A May 23 Page One article about a new birth control pill that suppresses menstruation misspelled the name of Amy Allina of the National Women's Health Network.
Birth Control Pill That Stops Periods Wins FDA Approval
Wednesday, May 23, 2007
The Food and Drug Administration yesterday approved the first birth control pill that eliminates a woman's monthly period.
Taken daily, the contraceptive, called Lybrel, continuously administers slightly lower doses of the same hormones in many standard birth control pills to suppress menstruation. It is designed for women who find their periods too painful, unpleasant or inconvenient and want to be free of them.
"This will be the first and only oral contraceptive designed to be taken 365 days a year, allowing women to put their periods on hold," said Amy Marren of Wyeth Pharmaceuticals, which expects Lybrel to be available with a prescription by July. "There are a lot of women who think that's a great option to have."
Company studies involving more than 2,400 women showed that Lybrel is as effective at preventing pregnancy as standard birth control pills and that it completely suppresses menstruation for many women within the first year, although some experience sporadic bleeding, the FDA said.
Advocates of birth control welcomed Lybrel, saying it provides women with another option.
"Every woman's birth control needs are different, and the best methods are those that fit a woman's lifestyle and meet her needs," said Vanessa Cullins, vice president for medical affairs at the Planned Parenthood Federation of America.

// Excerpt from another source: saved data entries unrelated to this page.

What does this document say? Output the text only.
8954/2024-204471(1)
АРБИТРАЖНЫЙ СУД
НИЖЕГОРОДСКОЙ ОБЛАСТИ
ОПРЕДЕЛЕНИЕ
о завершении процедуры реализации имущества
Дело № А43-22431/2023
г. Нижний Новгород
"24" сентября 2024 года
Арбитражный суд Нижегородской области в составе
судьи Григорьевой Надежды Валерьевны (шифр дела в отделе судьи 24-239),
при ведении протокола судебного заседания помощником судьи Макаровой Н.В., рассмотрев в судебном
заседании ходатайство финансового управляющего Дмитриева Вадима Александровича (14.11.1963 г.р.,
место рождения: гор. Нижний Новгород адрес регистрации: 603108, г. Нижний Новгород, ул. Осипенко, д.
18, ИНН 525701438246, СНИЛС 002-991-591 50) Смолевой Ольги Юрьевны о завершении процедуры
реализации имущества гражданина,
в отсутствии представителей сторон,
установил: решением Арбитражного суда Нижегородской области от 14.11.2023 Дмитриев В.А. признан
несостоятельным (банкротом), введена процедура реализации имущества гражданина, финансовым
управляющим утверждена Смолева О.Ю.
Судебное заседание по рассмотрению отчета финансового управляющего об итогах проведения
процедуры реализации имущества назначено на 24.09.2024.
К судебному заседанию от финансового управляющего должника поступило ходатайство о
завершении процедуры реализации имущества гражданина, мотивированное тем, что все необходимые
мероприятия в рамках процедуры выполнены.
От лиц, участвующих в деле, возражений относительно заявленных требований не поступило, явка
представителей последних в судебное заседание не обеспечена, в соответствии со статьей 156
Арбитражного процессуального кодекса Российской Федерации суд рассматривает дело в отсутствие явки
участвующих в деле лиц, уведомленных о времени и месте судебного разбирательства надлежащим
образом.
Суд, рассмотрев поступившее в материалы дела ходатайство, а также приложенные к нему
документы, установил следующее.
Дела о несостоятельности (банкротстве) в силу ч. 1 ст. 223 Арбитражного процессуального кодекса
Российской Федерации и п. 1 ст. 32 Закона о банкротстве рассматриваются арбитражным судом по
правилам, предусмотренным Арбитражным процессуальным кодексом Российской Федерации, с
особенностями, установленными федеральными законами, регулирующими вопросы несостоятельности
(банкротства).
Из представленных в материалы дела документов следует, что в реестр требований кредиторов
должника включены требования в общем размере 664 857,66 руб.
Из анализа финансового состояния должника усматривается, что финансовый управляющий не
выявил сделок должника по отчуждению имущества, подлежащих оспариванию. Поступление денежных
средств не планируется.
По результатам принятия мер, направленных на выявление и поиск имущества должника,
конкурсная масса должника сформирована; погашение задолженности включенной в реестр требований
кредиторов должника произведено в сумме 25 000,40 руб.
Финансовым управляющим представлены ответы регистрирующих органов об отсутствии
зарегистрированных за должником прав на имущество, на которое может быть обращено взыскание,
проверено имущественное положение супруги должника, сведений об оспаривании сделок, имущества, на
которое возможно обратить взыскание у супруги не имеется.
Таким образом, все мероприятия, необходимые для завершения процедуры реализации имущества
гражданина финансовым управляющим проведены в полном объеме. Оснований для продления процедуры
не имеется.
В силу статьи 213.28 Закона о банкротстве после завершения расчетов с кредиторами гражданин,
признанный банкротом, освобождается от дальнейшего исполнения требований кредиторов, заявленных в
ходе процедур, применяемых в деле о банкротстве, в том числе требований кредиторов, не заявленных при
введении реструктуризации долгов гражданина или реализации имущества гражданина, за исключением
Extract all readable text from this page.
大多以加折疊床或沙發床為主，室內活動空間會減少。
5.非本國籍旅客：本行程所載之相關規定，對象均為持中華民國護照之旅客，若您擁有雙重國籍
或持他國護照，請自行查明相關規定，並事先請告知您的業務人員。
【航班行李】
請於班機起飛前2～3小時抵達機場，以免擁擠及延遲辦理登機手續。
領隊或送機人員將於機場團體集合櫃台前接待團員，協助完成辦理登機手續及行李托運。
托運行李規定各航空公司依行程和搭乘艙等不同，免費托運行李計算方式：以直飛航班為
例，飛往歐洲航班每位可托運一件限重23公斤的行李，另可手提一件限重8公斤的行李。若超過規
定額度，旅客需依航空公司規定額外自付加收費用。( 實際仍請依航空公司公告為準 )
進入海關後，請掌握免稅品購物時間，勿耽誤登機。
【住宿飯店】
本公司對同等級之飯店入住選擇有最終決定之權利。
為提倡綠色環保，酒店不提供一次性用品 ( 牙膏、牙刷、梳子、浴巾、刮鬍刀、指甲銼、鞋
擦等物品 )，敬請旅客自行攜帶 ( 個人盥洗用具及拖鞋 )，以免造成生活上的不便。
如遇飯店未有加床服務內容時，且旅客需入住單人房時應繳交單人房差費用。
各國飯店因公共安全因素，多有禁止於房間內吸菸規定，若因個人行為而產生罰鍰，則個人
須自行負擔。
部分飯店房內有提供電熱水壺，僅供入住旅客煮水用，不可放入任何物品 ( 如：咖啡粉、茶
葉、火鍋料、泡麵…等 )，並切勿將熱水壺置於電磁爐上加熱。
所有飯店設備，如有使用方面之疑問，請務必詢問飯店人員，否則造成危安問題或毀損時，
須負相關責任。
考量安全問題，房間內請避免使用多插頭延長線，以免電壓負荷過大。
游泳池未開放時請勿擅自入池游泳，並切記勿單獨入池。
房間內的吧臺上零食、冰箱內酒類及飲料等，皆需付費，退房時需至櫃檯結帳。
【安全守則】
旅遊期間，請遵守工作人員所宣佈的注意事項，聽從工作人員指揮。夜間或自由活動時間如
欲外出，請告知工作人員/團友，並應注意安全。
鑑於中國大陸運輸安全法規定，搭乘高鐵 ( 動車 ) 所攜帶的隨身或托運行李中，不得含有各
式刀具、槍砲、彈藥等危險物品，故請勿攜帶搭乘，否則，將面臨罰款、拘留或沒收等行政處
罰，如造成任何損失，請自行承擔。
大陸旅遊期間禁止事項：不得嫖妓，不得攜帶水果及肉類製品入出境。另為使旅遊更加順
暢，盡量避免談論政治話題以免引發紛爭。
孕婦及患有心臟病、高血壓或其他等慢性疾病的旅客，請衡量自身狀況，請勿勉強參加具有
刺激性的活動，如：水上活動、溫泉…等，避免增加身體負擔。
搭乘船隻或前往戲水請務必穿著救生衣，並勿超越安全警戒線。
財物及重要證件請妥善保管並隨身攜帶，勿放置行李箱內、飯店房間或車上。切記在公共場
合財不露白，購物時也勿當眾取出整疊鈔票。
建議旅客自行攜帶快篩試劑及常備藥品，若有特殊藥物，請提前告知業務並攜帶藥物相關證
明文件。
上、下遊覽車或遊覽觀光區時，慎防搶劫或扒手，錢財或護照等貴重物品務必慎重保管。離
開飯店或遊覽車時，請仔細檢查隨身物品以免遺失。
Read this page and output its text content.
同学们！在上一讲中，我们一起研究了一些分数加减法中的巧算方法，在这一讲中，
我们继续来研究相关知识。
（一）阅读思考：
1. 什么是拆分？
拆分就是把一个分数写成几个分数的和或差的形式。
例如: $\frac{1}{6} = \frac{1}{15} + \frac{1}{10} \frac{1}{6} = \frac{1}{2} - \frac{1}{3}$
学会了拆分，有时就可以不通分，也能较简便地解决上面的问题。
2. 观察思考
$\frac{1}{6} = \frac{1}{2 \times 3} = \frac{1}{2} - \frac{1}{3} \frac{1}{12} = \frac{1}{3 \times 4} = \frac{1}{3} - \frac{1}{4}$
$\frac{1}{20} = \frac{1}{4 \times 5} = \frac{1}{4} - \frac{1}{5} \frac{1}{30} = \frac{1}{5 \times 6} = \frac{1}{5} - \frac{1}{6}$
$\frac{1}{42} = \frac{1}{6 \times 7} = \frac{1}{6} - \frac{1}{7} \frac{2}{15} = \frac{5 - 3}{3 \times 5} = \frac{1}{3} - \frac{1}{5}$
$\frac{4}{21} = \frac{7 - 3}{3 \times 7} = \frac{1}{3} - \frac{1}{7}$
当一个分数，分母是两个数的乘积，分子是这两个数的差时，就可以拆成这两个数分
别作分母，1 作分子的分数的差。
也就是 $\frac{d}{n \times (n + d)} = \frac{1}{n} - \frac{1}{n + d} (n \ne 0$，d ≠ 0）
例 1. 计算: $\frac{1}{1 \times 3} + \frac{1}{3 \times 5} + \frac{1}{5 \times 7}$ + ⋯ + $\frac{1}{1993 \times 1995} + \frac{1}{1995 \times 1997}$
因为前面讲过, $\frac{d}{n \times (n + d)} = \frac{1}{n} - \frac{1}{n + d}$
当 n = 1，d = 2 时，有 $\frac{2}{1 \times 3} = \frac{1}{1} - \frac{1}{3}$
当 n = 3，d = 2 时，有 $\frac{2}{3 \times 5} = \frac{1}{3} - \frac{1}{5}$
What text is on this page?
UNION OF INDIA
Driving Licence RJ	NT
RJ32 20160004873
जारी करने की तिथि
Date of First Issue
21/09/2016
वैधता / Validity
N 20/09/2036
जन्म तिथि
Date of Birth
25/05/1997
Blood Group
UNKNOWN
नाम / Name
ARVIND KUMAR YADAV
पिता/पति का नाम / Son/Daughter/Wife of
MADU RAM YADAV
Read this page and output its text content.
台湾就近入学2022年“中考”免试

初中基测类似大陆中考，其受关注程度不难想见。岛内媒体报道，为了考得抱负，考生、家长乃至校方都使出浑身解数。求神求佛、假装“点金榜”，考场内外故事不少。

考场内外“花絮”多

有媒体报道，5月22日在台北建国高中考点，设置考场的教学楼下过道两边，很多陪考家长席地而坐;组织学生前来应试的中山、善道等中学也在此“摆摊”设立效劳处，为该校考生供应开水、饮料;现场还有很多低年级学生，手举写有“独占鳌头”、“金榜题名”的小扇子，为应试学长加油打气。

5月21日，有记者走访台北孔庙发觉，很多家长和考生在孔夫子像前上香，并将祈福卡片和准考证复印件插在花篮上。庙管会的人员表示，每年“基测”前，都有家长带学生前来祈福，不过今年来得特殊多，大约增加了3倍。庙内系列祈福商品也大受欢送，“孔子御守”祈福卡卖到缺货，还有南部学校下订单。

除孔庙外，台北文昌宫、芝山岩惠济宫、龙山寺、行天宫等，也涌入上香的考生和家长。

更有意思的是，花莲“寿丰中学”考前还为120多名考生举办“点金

But others questioned whether enough research had been done to be sure that Lybrel is safe to suppress menstruation in the long term.
"There may be important health consequences that we don't know about," said Christine L. Hitchcock, an endocrinology researcher at the University of British Columbia. "I don't think we understand everything that the menstrual cycle does well enough to say with confidence that you can abolish it and not have any consequences."
Some criticized Lybrel for fueling biases and misconceptions about menstruation.
"I think it sends the wrong message about menstruation in women's lives, especially for young women," said Ingrid Johnston-Robledo, an associate professor of psychology and women's studies at the State University of New York at Fredonia. "It perpetuates a lot of negative attitudes and taboos about menstruation -- that it's something that's bothersome and dirty and debilitating and shameful."
Wyeth and the FDA said that there is no evidence of any long-term risks and that suppressing the menstrual cycle can have many benefits, especially for women who experience cramps, bloating and mood swings. There is no reason to think it would pose any additional health hazards, they said.
"The risks of using Lybrel are similar to other conventional oral contraceptives," said Daniel Shames, deputy director of the FDA's Center for Drug Evaluation and Research. "We don't suspect there are going to be any surprises in terms of long-term use of this product."